Ontem, diante do resultado do PIB, muitos bancos e consultorias pioraram suas previsões. O Banco Fator já prevê um recuo de 3,5% do PIB em 2016, enquanto o Banco Fibra prevê retração de 3,1%. Tendências Consultoria e Ibre/ FGV estimam uma perda de 3%, enquanto a LCA Consultores colocou sua projeção de queda de 1,7% em revisão.

— Uma queda de quase 4% do PIB em 2015 é assustadora. Esta é uma recessão extremamente forte, profunda e longa. Teremos no mínimo onze trimestres de recessão, que foi o mesmo período da recessão de 1989 a 1992. E ainda não há nada claro sobre uma possível saída dessa recessão — diz Silvia Matos.

Ela estima que, entre o segundo trimestre de 2014 e o último de 2016, a perda da economia vai chegar a 8,1%. Entre o terceiro trimestre de 1989 e o primeiro trimestre de 1992, o PIB acumulou queda de 7,7%. Se a projeção for confirmada, será a pior crise do país desde a moratória da dívida, em 1982, quando a economia encolheu 8,5% em três anos.

Economista-chefe da LCA Consultores, Braulio Borges não acredita num cenário de depressão, mas admite que a recessão atual já ultrapassou o que chama de recessão típica no país, com duração média de quatro trimestres. Mais otimista que outros analistas, ele afirma que o terceiro trimestre parece ter sido o fundo do poço.

— A chance de o PIB parar de cair no quarto trimestre é grande. Acho que o resultado pode ficar entre zero e 0,5% de alta, já que os indicadores de confiança dos últimos meses já mostram uma certa estagnação, ou seja, pararam de piorar.

Mas há quem acredite que o cenário pode se agravar. Paulo Gomes, economista da Azimut Brasil Wealth Management, diz que a queda do PIB pode piorar a perspectiva do grau de investimento do país, que já foi reduzido por uma agência este ano.

— Quando as agências analisam a capacidade de o país ter mais ou menos solvência, elas olham a dívida/PIB e o resultado fiscal. Quanto menor o PIB, maior esse déficit — avalia.

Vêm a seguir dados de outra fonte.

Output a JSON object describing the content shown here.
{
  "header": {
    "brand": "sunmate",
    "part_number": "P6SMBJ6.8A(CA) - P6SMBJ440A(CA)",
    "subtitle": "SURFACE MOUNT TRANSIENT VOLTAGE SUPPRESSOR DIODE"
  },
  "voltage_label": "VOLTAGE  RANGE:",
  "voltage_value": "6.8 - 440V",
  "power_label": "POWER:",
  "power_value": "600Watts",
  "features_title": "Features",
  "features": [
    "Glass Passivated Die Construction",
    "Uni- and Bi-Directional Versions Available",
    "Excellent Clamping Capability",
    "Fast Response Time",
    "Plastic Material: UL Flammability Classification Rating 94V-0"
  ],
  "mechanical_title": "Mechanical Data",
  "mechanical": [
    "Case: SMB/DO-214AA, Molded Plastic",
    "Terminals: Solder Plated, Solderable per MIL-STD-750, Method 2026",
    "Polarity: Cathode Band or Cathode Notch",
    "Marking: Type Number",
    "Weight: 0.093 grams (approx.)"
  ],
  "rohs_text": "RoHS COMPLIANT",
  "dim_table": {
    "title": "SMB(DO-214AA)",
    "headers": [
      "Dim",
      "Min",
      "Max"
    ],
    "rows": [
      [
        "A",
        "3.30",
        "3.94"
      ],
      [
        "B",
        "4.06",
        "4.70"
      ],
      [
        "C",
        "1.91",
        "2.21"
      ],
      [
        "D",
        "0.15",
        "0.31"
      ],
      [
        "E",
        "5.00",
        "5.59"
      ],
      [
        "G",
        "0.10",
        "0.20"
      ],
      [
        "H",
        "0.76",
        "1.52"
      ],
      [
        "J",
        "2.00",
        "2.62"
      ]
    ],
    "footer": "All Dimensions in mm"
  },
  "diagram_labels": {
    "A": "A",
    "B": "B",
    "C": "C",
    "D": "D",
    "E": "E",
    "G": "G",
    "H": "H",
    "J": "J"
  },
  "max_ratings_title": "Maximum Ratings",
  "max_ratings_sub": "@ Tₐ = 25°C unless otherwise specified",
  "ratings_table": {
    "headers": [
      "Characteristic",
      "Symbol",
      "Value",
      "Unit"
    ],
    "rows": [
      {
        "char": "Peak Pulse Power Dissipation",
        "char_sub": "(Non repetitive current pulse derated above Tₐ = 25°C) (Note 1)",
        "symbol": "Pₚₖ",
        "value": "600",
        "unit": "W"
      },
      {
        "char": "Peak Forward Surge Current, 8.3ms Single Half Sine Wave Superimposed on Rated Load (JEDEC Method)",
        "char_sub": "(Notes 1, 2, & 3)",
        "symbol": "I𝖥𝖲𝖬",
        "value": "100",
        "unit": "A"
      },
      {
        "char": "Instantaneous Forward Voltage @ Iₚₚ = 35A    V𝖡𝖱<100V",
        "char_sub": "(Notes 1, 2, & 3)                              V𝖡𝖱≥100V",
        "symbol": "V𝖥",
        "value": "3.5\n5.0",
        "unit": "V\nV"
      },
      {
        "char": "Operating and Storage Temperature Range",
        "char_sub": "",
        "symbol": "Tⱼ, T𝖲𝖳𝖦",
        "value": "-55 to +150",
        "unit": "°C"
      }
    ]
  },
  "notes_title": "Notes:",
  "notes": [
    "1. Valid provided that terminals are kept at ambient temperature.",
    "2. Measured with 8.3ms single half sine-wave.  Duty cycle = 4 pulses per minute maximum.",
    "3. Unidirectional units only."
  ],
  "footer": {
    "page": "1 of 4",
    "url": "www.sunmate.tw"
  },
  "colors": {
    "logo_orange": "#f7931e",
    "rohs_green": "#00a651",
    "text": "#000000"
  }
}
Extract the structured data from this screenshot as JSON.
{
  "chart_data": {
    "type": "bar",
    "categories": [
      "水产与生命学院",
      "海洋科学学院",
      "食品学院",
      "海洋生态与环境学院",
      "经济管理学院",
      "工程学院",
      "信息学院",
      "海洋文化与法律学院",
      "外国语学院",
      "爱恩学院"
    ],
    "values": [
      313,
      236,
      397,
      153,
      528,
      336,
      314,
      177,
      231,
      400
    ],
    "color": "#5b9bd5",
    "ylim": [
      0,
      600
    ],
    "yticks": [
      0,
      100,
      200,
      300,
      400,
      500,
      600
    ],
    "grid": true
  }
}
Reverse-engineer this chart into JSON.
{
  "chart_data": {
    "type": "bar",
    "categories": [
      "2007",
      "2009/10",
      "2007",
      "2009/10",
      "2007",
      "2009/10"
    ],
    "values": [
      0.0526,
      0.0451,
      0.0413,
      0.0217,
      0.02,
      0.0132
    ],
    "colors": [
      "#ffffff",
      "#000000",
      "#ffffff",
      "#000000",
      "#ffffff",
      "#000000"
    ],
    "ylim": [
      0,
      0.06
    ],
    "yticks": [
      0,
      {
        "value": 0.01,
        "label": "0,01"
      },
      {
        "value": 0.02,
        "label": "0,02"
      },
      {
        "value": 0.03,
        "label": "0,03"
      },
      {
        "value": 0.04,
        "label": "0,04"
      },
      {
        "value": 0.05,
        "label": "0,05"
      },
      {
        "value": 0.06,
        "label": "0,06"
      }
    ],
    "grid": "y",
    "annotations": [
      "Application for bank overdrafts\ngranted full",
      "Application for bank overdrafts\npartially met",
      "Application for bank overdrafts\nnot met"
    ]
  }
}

____________________________________________________________________________________________________________________________________

‘O PIB ESTÁ DOENTE. ESTAMOS NESSE AMBIENTE DESORGANIZADO’

Daiane Costa

“O PIB está doente. Se você olhar trimestre contra trimestre do ano anterior, do fim de 2014 para frente é um movimento de aceleração da queda. Há um aspecto a se destacar que é a queda na indústria, que teve um peso muito grande na queda do PIB. O que é muito grave, porque acentua uma tendência que já vinha ocorrendo mesmo nos anos em que a economia estava crescendo. A indústria já estava perdendo a força. Sem nenhuma arrogância nem pretensão de ter antecipado corretamente, uma pessoa de bom senso, olhando para o desempenho da economia no fim do ano passado, tomando conhecimento do tal do ajuste, saberia que ia acontecer o que aconteceu. Até o meu cachorro teria antecipado isso. Tem gente que diz que é um mal necessário. Fala isso porque não é ele que vai perder o emprego.

Há tempos estamos caminhando para essa depressão. A recessão é uma flutuação da economia, que tratada corretamente tem tendência a se recuperar. Agora a depressão entra num terreno em que você desorganiza as relações econômicas: o emprego, o crédito, o balanço dos bancos, das empresas. Estamos nesse ambiente desorganizado e com risco. O grave numa depressão é quando atinge a infraestrutura monetária e financeira, ou seja, os bancos. O crédito já foi. E os bancos é o temor que tenho. A reversão está cada vez mais complicada."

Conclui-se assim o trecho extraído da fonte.